Solté una maldición.

C
APÍTULO
XIV

Etelfleda se acercó a mí en lo alto de la muralla. Nada más llegar, sin mediar palabra ni preocuparse de que pudieran vernos, me echó los brazos alrededor del cuello. Sentí cómo temblaba. Llevaba mi maltrecho escudo todavía colgado del brazo izquierdo, que la ocultaba a los ojos de todos cuando la estreché contra mí.

—Pensé que habíais muerto —me comentó al cabo de un rato.

—¿Quién os dijo semejante cosa?

—Nadie.

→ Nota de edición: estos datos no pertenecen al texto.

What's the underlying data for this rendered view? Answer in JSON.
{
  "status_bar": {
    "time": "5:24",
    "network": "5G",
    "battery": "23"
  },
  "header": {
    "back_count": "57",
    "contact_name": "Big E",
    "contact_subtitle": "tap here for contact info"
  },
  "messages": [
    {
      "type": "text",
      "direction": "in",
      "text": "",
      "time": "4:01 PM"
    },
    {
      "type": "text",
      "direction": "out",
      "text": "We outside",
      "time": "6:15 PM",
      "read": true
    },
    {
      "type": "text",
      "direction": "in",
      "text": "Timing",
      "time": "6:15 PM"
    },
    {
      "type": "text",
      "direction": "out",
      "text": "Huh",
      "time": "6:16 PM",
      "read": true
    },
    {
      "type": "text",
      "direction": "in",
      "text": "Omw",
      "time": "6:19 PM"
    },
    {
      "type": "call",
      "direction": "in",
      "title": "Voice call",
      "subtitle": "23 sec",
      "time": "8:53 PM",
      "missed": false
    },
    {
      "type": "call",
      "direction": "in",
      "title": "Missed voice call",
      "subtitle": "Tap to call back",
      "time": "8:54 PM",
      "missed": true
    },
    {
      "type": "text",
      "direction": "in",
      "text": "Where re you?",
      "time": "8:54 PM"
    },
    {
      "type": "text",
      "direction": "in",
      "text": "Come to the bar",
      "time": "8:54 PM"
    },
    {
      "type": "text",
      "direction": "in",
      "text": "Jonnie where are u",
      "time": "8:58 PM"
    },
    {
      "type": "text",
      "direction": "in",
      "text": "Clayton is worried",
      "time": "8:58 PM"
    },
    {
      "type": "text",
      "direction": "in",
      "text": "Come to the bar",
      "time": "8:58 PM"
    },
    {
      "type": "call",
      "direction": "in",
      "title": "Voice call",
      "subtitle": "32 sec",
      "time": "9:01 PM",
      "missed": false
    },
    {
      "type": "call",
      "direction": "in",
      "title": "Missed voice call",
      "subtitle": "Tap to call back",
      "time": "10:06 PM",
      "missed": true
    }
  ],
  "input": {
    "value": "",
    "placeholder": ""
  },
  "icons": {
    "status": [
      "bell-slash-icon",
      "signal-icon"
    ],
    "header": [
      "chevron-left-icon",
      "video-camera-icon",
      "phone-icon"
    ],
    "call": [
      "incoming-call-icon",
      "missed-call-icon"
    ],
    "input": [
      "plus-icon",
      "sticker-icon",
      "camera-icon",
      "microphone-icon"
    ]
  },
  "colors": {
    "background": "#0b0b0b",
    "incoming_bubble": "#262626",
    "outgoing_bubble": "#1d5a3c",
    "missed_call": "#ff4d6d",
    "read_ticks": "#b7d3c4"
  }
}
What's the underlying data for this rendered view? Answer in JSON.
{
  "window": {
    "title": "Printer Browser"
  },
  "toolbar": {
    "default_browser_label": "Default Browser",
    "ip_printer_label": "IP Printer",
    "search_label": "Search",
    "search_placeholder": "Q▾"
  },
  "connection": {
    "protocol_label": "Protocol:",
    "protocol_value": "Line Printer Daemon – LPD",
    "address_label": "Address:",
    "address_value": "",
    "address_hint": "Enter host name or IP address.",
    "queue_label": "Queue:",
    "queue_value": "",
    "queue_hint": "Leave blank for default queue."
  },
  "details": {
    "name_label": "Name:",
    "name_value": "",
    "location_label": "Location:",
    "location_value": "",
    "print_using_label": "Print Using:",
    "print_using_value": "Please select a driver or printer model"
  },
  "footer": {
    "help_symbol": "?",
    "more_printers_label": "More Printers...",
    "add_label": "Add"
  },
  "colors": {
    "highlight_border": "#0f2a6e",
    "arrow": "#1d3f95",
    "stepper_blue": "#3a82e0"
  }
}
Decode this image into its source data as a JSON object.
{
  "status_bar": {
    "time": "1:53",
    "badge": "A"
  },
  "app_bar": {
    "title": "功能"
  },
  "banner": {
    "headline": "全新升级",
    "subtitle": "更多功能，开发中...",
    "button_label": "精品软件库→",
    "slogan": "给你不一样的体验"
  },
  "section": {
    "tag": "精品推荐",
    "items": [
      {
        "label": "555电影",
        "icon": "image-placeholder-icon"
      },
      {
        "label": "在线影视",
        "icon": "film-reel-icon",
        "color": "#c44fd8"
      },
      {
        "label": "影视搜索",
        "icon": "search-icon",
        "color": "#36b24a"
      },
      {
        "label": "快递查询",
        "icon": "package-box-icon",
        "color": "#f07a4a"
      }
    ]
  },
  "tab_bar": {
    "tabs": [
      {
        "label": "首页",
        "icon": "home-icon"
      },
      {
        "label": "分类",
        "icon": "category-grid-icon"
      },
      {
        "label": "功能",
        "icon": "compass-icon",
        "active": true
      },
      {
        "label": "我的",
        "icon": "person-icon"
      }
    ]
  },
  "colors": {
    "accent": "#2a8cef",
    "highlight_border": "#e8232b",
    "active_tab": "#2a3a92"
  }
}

Veía lo que estaba pasando —añadió.

—¿Desde dónde?

—Desde la linde del campamento —repuso tranquila.

—¿Acaso habéis perdido el juicio? —le increpé enojado, al tiempo que me apartaba de ella y la miraba de arriba abajo—: ¿Qué pretendíais, acaso que los daneses os hicieran prisionera?

—Tenéis la cara cubierta de sangre —contestó, pasándome un dedo por la mejilla—. Está reseca. ¿Ha sido muy duro?

—Pues sí, pero lo que nos queda por delante será mucho peor —respondí, moviendo la cabeza en dirección al nuevo fortín.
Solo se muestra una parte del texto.